Not just with us, but with other leading mobile players, you see a trend toward a more casual audience in these games bleeding off more quickly. We’re holding on to the more committed, more engaged audience that’s more closely grouped around your payers. All that is to say it’s not as easy a casual audience play on mobile as it was on web. It’s more focused on mobile.
GamesBeat: What lies ahead for Empires and Allies? Are you changing the approach there?
Pincus: I’m happy to see the way the team is kicking into motion. In retrospect I’d say that we launched that game earlier than we should. We should have gotten the rest of the social features in before launch. We had to play catch-up post-launch, and it took us too long after launch to start bringing out the features we knew users wanted.
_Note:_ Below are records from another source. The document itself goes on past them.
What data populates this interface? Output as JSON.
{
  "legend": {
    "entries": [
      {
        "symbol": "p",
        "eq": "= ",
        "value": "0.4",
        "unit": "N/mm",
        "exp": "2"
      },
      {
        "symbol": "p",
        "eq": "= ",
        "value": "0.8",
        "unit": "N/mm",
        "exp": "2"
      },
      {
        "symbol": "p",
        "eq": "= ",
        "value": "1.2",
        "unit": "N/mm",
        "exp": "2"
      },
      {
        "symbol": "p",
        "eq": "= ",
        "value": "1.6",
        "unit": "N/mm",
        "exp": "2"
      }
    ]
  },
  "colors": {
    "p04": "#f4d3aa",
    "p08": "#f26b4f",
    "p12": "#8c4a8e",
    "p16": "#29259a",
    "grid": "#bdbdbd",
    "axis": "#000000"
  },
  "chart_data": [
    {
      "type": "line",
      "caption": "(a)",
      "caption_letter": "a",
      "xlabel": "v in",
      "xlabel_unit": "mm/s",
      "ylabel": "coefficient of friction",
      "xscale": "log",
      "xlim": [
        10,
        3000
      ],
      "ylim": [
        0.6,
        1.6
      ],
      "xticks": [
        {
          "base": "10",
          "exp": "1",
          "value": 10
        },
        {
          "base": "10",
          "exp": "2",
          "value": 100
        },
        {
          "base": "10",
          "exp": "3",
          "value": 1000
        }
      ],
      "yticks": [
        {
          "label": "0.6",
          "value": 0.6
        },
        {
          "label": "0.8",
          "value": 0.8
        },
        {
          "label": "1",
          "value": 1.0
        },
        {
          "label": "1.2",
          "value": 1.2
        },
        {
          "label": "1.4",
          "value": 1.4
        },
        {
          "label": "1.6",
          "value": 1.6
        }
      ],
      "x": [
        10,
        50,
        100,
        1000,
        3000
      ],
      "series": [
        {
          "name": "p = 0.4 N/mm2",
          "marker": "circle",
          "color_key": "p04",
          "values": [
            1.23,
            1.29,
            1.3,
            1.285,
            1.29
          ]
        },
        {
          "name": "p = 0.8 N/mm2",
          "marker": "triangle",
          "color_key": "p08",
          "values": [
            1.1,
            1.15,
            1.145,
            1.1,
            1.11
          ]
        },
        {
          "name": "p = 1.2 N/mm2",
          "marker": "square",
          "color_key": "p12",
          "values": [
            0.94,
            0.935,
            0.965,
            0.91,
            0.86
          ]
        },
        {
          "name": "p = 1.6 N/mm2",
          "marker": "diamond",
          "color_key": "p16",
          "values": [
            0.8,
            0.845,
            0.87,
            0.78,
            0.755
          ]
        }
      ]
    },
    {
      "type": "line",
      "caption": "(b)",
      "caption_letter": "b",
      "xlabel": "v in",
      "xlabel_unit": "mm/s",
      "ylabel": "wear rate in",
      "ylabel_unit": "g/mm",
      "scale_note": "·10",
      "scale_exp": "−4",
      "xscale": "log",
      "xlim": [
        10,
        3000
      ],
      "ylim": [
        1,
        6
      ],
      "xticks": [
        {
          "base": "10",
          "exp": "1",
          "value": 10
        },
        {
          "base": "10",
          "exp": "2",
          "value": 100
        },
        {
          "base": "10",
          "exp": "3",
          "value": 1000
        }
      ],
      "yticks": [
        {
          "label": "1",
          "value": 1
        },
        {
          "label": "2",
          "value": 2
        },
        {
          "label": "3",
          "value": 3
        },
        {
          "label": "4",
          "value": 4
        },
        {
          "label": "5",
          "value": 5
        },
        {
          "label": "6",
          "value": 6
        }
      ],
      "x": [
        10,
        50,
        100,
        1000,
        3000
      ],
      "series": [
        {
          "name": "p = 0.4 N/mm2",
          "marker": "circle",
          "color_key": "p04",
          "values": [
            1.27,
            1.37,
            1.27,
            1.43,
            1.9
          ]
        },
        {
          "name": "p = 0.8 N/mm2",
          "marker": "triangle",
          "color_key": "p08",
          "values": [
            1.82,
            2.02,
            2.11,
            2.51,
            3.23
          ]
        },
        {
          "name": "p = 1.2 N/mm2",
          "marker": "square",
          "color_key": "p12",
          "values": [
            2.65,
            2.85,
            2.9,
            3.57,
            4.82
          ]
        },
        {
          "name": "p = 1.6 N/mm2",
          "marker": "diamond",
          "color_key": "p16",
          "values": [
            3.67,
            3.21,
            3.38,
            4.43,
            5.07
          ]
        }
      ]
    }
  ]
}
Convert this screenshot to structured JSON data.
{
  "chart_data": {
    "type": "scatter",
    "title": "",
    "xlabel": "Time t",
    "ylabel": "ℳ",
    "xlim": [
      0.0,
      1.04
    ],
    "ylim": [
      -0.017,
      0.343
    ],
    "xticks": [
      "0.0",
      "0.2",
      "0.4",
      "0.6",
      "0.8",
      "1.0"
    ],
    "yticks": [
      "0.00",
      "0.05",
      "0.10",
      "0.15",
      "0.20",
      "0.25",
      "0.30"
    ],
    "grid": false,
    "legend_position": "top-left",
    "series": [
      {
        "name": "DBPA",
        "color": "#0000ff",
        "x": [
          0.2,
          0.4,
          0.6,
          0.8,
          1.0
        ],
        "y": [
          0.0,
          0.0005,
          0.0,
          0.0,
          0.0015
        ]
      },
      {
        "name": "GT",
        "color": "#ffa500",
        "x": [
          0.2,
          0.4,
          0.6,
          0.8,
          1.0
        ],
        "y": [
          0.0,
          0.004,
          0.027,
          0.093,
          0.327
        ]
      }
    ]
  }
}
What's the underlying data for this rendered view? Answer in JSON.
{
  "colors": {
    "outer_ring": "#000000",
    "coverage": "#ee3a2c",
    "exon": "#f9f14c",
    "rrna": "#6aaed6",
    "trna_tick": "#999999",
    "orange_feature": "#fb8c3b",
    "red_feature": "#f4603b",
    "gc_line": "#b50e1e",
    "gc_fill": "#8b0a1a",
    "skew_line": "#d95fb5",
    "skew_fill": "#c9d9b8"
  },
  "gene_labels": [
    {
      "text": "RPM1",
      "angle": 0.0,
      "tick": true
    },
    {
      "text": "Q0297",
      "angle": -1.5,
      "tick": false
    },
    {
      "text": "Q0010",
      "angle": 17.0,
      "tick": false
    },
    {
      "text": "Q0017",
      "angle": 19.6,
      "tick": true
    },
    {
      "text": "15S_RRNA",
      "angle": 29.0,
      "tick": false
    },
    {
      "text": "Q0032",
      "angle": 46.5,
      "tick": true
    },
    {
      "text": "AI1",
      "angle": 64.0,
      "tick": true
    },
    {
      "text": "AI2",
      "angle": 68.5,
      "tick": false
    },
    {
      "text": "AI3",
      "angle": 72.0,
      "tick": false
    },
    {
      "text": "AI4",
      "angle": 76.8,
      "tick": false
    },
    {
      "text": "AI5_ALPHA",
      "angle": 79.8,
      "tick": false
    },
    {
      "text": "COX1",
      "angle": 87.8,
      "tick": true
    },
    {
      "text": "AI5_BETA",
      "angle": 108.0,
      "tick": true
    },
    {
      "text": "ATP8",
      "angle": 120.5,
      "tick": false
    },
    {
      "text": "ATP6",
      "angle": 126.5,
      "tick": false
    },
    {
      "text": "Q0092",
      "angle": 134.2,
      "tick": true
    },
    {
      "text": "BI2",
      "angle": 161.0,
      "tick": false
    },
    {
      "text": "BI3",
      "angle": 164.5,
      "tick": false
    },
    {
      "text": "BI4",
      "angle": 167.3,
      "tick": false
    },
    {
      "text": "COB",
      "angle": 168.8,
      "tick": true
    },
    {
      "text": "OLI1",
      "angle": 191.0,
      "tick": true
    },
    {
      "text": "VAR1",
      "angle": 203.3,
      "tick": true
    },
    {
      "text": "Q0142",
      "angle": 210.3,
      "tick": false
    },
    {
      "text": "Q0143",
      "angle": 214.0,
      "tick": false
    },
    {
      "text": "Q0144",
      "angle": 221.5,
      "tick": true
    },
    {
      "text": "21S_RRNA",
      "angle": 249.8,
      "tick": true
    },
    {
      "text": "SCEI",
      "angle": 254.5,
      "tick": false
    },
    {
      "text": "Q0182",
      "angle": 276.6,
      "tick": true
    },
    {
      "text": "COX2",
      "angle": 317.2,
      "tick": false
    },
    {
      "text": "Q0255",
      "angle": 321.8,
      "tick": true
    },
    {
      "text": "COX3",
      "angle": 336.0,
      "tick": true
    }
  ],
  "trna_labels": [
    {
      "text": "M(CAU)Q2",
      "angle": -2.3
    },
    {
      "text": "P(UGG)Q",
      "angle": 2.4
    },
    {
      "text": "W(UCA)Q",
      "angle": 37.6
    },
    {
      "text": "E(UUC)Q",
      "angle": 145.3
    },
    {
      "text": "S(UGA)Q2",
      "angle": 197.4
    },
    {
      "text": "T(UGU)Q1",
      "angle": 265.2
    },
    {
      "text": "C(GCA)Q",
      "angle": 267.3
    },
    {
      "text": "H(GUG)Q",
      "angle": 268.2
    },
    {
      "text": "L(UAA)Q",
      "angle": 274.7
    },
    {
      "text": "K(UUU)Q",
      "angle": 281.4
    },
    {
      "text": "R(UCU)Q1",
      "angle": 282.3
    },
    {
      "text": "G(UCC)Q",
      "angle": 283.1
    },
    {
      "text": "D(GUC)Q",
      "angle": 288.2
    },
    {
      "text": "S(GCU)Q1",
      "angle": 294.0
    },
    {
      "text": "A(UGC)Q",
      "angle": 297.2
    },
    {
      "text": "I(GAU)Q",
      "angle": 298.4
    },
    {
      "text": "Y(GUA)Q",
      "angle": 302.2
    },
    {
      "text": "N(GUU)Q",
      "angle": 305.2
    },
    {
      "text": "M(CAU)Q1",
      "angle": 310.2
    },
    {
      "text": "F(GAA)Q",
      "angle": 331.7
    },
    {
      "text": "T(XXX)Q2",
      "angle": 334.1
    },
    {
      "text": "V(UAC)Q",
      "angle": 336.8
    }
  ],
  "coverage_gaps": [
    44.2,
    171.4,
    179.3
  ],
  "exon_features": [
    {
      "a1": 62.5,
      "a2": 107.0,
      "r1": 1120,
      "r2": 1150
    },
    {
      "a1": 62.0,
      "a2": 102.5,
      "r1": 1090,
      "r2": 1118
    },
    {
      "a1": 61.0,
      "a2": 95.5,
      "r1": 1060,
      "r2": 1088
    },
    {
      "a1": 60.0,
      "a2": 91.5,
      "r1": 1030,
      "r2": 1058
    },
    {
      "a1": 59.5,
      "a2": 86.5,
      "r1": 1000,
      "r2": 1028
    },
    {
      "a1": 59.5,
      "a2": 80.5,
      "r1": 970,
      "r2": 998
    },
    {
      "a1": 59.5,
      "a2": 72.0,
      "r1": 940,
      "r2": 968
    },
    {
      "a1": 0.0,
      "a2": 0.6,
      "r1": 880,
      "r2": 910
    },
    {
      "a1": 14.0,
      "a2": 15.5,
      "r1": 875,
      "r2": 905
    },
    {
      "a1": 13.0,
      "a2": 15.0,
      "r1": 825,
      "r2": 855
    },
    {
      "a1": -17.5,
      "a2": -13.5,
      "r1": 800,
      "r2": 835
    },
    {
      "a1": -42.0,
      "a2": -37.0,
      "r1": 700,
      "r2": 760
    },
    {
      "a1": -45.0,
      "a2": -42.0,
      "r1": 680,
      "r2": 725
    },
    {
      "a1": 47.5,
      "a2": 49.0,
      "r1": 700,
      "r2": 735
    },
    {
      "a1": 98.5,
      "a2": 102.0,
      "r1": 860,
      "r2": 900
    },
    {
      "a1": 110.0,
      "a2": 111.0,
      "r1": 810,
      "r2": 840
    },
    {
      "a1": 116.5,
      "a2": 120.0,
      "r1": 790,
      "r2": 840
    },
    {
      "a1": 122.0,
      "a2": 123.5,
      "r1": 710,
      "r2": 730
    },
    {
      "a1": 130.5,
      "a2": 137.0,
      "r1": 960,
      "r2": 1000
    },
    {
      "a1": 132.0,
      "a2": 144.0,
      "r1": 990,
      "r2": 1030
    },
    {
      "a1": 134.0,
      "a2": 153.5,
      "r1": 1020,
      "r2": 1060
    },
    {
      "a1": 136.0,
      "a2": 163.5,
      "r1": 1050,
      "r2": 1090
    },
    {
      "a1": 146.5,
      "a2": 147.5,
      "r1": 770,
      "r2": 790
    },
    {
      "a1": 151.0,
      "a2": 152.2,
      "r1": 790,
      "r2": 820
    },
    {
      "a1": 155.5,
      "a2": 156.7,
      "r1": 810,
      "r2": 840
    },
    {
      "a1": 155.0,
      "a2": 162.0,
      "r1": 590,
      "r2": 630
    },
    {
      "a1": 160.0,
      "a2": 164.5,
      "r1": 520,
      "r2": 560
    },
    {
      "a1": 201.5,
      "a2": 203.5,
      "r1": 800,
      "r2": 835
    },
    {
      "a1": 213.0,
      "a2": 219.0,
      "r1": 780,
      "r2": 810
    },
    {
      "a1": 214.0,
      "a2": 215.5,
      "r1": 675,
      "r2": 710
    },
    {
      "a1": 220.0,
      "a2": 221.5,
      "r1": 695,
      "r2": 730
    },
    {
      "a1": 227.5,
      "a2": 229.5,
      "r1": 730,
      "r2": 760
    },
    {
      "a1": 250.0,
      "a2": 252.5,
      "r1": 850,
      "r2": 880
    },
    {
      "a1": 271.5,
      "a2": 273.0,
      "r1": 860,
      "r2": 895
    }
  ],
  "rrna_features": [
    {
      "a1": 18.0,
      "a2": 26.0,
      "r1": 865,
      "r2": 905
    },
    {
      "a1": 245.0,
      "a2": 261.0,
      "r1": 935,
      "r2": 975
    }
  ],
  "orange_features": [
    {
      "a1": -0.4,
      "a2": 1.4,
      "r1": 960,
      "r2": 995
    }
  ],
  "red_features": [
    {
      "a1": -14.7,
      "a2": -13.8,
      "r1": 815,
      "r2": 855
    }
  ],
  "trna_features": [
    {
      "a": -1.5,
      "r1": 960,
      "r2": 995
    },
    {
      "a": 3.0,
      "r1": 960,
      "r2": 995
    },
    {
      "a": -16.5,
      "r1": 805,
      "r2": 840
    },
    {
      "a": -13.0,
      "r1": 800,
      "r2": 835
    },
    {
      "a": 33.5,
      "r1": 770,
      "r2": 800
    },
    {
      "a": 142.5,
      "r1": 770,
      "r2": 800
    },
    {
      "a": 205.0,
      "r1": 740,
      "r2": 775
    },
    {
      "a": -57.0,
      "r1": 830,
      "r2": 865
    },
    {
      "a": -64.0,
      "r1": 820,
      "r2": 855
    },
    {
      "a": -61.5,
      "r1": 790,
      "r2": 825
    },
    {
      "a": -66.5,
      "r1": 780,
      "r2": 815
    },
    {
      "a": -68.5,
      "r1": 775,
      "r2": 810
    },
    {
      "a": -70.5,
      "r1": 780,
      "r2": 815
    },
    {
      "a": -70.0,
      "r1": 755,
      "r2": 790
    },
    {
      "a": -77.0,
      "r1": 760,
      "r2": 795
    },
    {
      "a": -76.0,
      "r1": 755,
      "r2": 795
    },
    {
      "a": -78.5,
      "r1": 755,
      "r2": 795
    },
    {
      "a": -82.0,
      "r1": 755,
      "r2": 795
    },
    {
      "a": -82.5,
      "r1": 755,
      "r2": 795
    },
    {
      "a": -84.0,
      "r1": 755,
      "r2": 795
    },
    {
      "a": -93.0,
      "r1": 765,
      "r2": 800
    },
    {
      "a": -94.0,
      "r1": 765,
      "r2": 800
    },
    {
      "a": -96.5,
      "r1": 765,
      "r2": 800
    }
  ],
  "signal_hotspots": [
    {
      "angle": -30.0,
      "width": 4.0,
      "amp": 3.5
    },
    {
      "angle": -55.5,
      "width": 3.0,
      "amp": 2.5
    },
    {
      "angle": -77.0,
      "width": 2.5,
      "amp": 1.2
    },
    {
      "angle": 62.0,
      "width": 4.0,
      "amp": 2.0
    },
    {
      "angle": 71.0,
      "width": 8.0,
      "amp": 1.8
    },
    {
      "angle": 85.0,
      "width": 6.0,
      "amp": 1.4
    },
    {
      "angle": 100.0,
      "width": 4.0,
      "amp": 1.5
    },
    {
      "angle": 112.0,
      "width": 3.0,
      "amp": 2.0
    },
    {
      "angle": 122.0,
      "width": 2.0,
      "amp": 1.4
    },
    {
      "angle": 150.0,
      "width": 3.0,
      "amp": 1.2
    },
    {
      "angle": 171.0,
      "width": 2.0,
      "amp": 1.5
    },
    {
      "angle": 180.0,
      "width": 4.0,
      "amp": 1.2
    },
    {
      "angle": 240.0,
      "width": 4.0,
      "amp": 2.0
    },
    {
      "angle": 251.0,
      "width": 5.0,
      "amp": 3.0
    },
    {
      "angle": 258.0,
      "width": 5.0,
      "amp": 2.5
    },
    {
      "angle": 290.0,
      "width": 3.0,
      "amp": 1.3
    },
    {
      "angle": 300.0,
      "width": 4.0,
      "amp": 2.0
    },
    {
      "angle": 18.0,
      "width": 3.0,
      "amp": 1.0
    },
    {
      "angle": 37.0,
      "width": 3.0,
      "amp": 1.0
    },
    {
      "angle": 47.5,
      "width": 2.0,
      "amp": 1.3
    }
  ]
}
Once we did that, we’ve seen a lot of heat around it. Under the direction of Pete Hawley and Katherine De Leon, both of whom have great backgrounds and teams with some of our experienced product managers, we’ve seen some really good cadence of innovation and feature launch. They brought leagues out. They brought alliances out. They just brought out War Factory. My own personal favorite is, I really think there’s a missed opportunity in that game around the base defense. We just ran our first heat test around players competing in base defense and it was well-received. It had a large jump in revenues on the day, which is a good sign of interest.
We’ll continue to see a good cadence on that game now. We’re cautiously optimistic. It doesn’t look like it’s in a place where—Realistically we don’t think it’s going to be a top 10 hit, although I’d like to see the team prove that wrong. But we think we can deliver steady growth.